Malgré les conditions difficiles du confinement, la satisfaction à l’égard du télétravail apparaît élevée, en particulier pour les personnes travaillant en autonomie, même si elles notent une hausse de la quantité de travail. C’est ce qu’il ressort d’une enquête que nous avons conduite entre le 2 et le 16 avril auprès d’environ 1 220 salariés français. L’ensemble des répondants était en télétravail, pour la plupart contraint par leur employeur (à 77 %).

D’après notre étude, 80 % des répondants se déclarent en effet « satisfaits » ou « très satisfaits » en télétravail. En outre, contre toute attente, la perception d’une quantité de travail fournie plus élevée en télétravail est allée de pair avec une satisfaction plus élevée. Cela s’explique en grande partie par le fait que les télétravailleurs se sont sentis plus productifs quand des conditions propices à leur satisfaction étaient réunies.

Des managers plus confiants

L’autonomie est un facteur décisif dans la satisfaction à l’égard du télétravail. Parmi les travailleurs étant « tout à fait d’accord » avec le fait qu’ils disposent d’une « grande autonomie » pour faire leur travail, le pourcentage de satisfaits et très satisfaits est de 83 %, alors qu’il n’est que de 56 % de satisfaits et très satisfaits chez les salariés les moins autonomes.

Mais les salariés sont plus mitigés en ce qui concerne le sentiment d’être plus productif (partagé par 34 % des répondants seulement contre 29 % d’un avis inverse, 37 % étant neutres), ou encore le désir de continuer à télétravailler (38 % y sont favorables, mais 41 % défavorables, 21 % étant neutres).

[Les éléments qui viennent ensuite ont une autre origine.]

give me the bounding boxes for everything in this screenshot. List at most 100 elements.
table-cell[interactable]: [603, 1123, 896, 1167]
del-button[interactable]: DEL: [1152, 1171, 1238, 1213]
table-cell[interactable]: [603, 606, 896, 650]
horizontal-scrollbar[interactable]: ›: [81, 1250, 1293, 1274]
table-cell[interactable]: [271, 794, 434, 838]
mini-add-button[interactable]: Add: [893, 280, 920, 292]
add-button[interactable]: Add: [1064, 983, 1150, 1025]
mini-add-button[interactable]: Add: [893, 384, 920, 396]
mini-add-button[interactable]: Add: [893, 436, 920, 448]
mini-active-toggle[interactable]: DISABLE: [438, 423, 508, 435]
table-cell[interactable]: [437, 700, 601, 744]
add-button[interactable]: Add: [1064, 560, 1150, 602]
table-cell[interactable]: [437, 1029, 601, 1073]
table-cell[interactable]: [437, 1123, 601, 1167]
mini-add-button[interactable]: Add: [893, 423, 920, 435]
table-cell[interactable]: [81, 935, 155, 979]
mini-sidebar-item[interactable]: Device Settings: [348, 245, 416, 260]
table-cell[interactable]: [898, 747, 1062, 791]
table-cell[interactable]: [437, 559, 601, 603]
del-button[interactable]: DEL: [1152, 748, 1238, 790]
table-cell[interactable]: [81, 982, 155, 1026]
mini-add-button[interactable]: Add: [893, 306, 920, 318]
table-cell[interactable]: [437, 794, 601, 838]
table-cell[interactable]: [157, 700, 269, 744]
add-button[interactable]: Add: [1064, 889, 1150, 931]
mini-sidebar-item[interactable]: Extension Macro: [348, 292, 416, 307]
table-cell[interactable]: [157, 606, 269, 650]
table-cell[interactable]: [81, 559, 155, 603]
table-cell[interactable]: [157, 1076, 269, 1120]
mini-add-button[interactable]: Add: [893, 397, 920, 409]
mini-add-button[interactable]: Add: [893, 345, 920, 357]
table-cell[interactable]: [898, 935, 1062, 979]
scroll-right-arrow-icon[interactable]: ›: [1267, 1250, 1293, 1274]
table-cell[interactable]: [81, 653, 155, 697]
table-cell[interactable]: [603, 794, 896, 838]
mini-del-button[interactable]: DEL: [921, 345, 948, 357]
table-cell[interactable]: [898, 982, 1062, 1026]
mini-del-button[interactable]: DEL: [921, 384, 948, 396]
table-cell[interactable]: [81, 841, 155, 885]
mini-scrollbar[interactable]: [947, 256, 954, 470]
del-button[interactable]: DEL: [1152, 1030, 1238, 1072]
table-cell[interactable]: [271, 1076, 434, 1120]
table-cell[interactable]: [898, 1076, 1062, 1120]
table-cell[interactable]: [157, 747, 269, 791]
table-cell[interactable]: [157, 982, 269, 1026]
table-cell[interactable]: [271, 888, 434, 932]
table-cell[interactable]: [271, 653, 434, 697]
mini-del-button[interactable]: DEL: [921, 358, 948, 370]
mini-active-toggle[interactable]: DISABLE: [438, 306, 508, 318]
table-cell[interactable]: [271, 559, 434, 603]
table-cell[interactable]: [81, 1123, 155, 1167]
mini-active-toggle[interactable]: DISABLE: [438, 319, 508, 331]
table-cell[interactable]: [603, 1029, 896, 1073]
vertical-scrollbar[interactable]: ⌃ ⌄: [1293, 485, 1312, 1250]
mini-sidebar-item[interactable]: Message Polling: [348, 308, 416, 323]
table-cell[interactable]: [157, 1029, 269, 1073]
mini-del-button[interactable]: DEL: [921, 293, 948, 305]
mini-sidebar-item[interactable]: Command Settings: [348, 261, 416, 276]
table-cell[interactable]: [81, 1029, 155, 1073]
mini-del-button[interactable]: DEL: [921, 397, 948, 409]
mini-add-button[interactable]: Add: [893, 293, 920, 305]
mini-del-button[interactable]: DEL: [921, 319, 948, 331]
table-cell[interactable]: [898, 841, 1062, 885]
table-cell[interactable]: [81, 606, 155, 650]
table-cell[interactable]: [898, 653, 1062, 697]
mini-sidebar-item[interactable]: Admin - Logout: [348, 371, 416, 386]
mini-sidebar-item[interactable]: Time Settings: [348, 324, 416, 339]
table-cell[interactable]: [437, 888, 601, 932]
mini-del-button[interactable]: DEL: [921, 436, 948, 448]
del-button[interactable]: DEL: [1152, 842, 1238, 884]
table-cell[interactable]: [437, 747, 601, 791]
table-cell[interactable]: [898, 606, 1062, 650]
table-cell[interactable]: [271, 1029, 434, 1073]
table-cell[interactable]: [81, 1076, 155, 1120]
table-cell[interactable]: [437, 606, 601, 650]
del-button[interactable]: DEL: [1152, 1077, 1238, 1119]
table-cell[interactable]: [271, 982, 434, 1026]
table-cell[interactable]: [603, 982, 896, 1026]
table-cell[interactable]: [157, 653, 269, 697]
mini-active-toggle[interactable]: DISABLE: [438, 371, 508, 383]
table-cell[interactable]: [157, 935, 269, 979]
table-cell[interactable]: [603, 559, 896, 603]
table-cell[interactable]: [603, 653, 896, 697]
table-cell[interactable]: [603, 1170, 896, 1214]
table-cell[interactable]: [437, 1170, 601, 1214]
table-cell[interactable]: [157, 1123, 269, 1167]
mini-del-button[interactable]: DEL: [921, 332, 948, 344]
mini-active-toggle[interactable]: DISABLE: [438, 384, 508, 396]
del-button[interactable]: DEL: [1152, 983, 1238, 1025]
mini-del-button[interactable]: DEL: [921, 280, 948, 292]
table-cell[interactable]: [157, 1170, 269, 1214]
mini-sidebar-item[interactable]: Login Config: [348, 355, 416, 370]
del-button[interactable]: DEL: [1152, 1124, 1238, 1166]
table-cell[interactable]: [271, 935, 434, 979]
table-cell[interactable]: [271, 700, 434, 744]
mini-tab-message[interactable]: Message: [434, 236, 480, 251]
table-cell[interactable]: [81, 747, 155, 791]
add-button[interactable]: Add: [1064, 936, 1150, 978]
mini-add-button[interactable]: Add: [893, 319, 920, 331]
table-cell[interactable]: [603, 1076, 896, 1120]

Si une certaine méfiance à l’égard du télétravail pouvait être de mise avant la crise, ce n’est relativement plus le cas à la suite du confinement. Le sentiment de méfiance qui ressort de notre enquête est en effet faible : une minorité de salariés pensent que « les membres de leur équipe en télétravail passent du temps à faire autre chose que les tâches qui leur sont assignées. »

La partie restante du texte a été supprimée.